Il a rappelé que, dans les années 1960, le bois figurait parmi les principales richesses économiques du pays. Toutefois, l’exploitation intensive des ressources forestières, sans reboisement suffisant, a progressivement fragilisé la filière.

Regroupant plus de 1 500 artisans répartis sur l’ensemble du territoire national, l’organisation souhaite mobiliser ses membres autour d’importants programmes de reboisement. Elle déplore cependant le manque de terres disponibles pour développer ces plantations.
Le responsable de l’UAPBCI a également dénoncé les difficultés d’approvisionnement en bois auxquelles sont confrontés les artisans.
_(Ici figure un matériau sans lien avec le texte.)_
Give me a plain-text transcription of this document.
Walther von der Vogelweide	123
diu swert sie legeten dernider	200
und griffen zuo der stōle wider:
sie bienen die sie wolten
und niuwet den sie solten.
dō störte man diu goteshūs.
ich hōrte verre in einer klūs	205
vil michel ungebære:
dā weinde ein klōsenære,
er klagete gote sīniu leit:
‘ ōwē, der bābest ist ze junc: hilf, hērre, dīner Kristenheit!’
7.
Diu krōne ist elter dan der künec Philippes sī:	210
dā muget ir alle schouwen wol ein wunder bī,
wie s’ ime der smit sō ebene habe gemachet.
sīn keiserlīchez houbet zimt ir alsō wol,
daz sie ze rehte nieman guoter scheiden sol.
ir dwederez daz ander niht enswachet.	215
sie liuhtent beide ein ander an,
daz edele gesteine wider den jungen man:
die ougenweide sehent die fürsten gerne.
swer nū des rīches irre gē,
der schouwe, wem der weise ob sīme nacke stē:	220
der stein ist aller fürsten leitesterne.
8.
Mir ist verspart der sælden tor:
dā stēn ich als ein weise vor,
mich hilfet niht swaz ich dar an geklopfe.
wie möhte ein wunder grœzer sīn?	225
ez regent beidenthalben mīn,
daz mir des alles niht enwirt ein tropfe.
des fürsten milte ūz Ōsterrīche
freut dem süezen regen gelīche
Pour lui, une grande partie de la production nationale est destinée à l’exportation, tandis que le marché local reste insuffisamment approvisionné, poussant certains professionnels vers le sciage clandestin, une pratique interdite par la réglementation ivoirienne et passible de lourdes sanctions.
Face à cette situation, il a exhorté les artisans à se conformer à la législation en obtenant les agréments requis et en s’approvisionnant exclusivement auprès des circuits autorisés.

L’organisation plaide par ailleurs pour la mise en place de centrales d’achat régionales afin de faciliter l’accès au bois, notamment pour les artisans installés dans les localités situées au-delà du 8ᵉ parallèle, où les scieries sont peu nombreuses et où les coûts de transport restent élevés.

Le président de l’Union appelle également l’État à engager un dialogue entre le ministère des Eaux et Forêts, les industriels du bois et les artisans afin d’améliorer la disponibilité de la matière première sur le marché local, de favoriser une meilleure régulation des prix et de préserver les emplois dans la filière.
Estimant que les métiers du bois demeurent de véritables opportunités d’insertion professionnelle pour les jeunes, il regrette qu’ils attirent de moins en moins de candidats malgré leur fort potentiel économique.

En conclusion, Koffi Kouadio Guy a lancé un appel à tous les Ivoiriens à participer aux efforts de reboisement en plantant chacun un arbre, rappelant que « le bois, c’est la vie », un geste indispensable pour préserver les ressources forestières et assurer l’avenir de toute la filière.